Le paradoxe vient de ce que, en même temps, les études d’opinion menées par la CGT montrent une confiance dans la capacité des syndicats à changer les choses qui est plutôt en hausse depuis quinze ans (contrairement aux partis politiques de gauche). Le syndicat semble même apparaître comme un « dernier rempart ». Plutôt que de redoubler d’efforts de syndicalisation dans les secteurs traditionnels, où le rendement marginal se révèle très faible, la CGT a donc opté pour une politique de « redéploiement ». Elle se traduit par des changements substantiels dans la « gouvernance » (y compris la répartition interne des moyens financiers), une réflexion sur les structures (des syndicats territoriaux à côté des syndicats d’entreprises) et un projet de journal commun à tous les adhérents de la confédération. Dans la même optique, les stages de formation sont en cours de révision. La demande est forte pour les outils de l’activité syndicale, à usage immédiat en quelque sorte. Mais, comme pour les associations, le problème est ici de trouver la bonne articulation entre la pérennité de l’organisation (et donc une formation de base large, notamment dans le domaine économique et social) et ce qui est immédiatement utilisable pour des formes plus spontanées et plus éphémères de l’action revendicative.

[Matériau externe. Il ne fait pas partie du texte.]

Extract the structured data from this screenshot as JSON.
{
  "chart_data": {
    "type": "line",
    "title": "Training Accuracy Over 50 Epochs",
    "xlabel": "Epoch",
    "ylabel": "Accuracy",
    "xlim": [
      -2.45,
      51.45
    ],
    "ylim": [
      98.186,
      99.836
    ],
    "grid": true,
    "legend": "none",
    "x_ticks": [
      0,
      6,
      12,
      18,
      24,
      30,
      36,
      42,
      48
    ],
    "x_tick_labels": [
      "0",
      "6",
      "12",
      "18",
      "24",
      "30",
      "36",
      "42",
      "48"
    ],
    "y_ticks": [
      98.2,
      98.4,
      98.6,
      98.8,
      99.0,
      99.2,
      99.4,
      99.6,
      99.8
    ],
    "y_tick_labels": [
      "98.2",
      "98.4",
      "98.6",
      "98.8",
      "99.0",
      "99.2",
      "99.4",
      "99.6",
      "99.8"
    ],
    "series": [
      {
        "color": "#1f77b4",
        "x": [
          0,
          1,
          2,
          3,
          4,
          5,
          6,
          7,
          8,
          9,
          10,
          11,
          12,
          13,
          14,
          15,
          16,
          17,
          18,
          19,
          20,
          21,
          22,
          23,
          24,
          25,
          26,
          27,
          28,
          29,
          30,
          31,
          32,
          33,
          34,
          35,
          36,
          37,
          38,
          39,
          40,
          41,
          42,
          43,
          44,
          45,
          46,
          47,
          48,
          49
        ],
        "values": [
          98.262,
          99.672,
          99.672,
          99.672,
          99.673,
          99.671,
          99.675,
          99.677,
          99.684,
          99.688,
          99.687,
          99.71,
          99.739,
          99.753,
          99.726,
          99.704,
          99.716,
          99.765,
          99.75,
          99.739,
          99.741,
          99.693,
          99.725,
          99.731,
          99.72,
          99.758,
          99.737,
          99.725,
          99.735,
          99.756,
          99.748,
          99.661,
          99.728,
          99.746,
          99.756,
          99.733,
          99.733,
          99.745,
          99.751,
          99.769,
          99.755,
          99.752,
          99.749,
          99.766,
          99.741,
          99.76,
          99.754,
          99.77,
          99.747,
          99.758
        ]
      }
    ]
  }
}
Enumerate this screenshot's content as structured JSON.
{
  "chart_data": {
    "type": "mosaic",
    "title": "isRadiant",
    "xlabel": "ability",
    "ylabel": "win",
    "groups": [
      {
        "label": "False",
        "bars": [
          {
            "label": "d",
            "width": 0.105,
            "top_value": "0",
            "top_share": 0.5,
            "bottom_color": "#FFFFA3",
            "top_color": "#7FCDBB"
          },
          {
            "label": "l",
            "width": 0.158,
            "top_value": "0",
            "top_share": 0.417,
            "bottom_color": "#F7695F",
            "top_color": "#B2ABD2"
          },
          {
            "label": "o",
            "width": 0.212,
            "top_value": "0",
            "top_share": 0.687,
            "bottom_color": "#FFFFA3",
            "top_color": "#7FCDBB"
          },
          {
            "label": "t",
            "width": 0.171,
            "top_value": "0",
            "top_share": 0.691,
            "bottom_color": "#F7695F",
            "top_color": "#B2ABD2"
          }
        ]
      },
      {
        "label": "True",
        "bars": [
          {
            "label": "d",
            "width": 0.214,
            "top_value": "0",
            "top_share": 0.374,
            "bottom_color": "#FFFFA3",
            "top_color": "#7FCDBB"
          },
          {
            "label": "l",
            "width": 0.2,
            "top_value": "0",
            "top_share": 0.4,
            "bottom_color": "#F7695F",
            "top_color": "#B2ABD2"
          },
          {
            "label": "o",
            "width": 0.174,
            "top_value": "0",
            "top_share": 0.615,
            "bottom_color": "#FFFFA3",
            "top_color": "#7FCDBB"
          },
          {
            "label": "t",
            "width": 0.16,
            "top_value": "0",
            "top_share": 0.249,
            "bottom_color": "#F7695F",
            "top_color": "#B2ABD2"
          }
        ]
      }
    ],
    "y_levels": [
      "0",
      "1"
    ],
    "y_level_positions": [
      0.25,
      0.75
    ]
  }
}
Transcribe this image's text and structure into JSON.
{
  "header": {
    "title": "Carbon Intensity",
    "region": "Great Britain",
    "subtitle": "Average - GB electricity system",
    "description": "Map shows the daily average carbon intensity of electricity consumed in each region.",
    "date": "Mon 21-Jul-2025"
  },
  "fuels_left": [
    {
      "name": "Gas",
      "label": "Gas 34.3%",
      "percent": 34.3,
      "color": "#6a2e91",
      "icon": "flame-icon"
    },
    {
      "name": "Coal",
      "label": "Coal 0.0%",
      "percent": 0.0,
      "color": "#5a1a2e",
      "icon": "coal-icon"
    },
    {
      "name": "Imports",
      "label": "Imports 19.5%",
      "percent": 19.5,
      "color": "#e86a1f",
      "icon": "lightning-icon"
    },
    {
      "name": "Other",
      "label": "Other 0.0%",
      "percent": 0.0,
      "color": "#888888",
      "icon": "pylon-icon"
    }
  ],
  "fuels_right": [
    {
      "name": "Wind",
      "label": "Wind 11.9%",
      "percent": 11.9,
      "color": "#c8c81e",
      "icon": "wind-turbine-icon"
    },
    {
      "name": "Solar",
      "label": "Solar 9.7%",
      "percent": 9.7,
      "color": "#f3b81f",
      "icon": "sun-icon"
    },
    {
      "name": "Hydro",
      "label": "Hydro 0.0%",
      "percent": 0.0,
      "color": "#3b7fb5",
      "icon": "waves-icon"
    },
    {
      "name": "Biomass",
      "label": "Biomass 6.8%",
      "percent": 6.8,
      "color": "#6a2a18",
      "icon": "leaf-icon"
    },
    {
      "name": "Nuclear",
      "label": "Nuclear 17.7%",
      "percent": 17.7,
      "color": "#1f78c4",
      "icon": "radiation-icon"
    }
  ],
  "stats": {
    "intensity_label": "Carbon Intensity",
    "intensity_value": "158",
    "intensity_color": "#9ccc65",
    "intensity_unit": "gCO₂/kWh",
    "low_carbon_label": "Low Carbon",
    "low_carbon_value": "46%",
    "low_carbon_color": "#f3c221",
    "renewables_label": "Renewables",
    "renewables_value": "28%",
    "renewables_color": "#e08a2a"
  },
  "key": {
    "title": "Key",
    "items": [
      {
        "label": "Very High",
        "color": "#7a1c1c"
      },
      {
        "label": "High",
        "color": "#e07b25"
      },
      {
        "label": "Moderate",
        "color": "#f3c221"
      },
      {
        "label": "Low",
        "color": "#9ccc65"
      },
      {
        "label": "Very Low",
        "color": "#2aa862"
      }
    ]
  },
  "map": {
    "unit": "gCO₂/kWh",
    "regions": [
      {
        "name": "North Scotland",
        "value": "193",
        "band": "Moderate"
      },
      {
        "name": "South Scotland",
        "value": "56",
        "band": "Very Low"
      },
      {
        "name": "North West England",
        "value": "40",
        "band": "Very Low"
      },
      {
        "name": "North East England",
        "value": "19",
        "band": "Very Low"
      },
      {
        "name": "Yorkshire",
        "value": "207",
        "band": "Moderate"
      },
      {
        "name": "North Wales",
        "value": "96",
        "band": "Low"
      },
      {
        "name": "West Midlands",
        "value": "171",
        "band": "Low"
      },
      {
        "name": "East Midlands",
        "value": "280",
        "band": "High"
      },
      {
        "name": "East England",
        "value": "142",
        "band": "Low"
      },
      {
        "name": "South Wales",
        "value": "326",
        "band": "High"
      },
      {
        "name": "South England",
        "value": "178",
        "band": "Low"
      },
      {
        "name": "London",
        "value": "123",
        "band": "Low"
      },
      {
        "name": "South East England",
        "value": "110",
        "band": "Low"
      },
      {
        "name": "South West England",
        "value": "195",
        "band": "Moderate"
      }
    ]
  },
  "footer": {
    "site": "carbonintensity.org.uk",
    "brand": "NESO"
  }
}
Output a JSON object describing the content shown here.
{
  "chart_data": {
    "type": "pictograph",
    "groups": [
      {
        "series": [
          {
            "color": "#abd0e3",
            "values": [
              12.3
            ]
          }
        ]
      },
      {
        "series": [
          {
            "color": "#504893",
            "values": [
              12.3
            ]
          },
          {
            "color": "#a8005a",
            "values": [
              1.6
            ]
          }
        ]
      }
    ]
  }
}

En guise de conclusion (très provisoire)
Nous avons essayé pour l’instant de repérer quelques-unes des questions qui se posent aux organisations attachées à la transformation sociale pour se développer, élargir leur zone d’influence, attirer et retenir de nouveaux membres. Ce qui conduit bien entendu à tenter d’analyser, pour en tenir compte, les aspirations de ces nouveaux acteurs sociaux.
Dans cette contribution, nous avons privilégié trois types d’associations (au sens le plus général de ce terme : des citoyens qui se mettent ensemble pour agir) : les syndicats, les associations citoyennes anciennes, c’est-à-dire ayant une culture d’organisation fortement ancrée, les associations « nouvelles » apparues depuis une quinzaine d’années, notamment mais pas seulement avec la mondialisation. Cette typologie n’a aucune prétention scientifique. Nous avons seulement voulu donner un aperçu de la diversité des situations, qui co-existe avec de nombreux traits communs, pour, nous l’espérons, susciter la réflexion et contribuer à une meilleure compréhension de ce que sont aujourd’hui les acteurs sociaux porteurs de la volonté de transformation sociale.
Nous allons continuer ce travail avec le souci de rencontrer le plus grand nombre possible de ces acteurs. Nous souhaitons l’élargir à d’autres membres de Transform ! en Europe.